The Premier League has played host to players and managers from countries spanning the entire globe. Some from obscure nations have been memorable hits, while others are remembered not so fondly.
Here are two players who struck the right chord when plying their trade in England’s top flight and were cult heroes for their respective sides.
Marian Pahars (Southampton)
Southampton owe a solid thanks to current Cheltenham Town boss Gary Johnson for recommending the striker to manager Dave Jones in 1999 when he was in charge of Latvia.
The Saints agreed a modest fee of £800,000 with Pahars’ club Skonto to secure his signature after a trial period, although it was far from straightforward to make him the first Latvian player in the Premier League.

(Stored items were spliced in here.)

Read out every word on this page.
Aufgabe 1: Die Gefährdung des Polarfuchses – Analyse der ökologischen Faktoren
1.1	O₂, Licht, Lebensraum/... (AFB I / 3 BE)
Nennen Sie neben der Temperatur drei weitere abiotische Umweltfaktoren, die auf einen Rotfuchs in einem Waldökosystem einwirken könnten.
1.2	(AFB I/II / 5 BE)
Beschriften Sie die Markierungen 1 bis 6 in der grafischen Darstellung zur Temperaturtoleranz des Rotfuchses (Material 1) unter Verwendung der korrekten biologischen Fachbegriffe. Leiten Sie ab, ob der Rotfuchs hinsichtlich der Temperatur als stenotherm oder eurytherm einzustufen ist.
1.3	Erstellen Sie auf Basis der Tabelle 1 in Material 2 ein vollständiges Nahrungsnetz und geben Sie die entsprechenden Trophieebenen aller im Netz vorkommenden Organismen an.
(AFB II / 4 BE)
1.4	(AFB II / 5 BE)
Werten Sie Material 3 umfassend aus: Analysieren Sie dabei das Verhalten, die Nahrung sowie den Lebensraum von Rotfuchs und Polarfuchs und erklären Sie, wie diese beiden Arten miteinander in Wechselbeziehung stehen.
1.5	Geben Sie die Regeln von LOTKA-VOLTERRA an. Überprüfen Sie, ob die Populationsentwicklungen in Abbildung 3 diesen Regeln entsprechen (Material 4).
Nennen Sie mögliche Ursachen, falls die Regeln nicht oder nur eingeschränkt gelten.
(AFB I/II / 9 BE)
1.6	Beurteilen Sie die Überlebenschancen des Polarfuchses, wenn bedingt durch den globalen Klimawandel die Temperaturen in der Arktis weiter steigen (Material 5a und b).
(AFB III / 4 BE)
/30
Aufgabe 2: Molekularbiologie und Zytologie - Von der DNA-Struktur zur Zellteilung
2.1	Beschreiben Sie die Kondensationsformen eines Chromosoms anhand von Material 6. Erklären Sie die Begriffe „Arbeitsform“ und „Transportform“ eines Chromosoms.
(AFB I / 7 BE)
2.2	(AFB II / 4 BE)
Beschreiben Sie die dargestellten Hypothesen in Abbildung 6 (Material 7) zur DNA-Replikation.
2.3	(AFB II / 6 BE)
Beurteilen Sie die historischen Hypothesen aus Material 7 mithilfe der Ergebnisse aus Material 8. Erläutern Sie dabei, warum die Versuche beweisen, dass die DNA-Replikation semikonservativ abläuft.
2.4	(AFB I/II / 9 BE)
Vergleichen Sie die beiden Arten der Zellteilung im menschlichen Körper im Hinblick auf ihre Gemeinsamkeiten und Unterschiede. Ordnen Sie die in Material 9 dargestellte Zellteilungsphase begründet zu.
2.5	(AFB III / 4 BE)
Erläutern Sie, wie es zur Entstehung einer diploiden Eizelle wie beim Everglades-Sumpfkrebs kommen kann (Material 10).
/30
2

Pahars hinted at his quality by notching a crucial equaliser against Blackburn Rovers on his home debut. He finished the campaign with a vital brace against Everton to secure the Saints’Premier League status for the 1999/2000 season, which was to become a common theme over the next three terms.
The striker was the club’s top scorer with 13 strikes in the next campaign, playing a huge role in their survival and he followed up his efforts with a further nine in the 2000-01 season, although he displayed the first signs of inconsistency.
However, he bounced back with the best term of his career as he notched 14 goals in 36 matches, finishing inside the top 10 goalscorers in the division.
That season would be the highlight of his time with the Saints as injuries all but ended his career, scoring only four more goals for the club before spending two seasons with Cyprus and then drawing his playing time to a close with spells with Skonto and then FK Jurmala-VV.
He turned to management after his playing days and is currently in charge of the Latvia national side.
He faces a huge challenge to guide his team to the World Cup finals for the first time, being backed in the latest World Cup qualifying odds at 2500/1.
Jay-Jay Okocha (Bolton Wanderers)
Eyebrows were raised when Bolton Wanderers pulled off the signing of Okocha on a free transfer to strengthen their squad for their second season in the Premier League.
The move was considered a major coup for Sam Allardyce’s men, with the midfielder having fared well with Nigeria at the 2002 World Cup along with being a regular during his time at Paris-Saint Germain.
The Nigerian was a sensation for the Trotters throughout his career at the Reebok Stadium, producing quality on the pitch as well as displaying his vivacious personality with his style of play.
He became club captain in 2004 and led the team out at the Millennium Stadium in their League Cup final defeat to Middlesbrough.
His best campaign came in the 2004/05 season when he scored seven goals in 33 appearances in all competitions, which helped guide Allardyce’s men to their highest league position since the 1958/59 campaign.
Okocha was instrumental in turning the Trotters into an established Premier League outfit and his departure in 2006 began the seeds of decline, which saw the club involved in a series of relegation battles before their eventual relegation in 2012.
Now in the doldrums of League One, Bolton fans will remember the days of Okocha with smiles on their faces, longing for those days to return.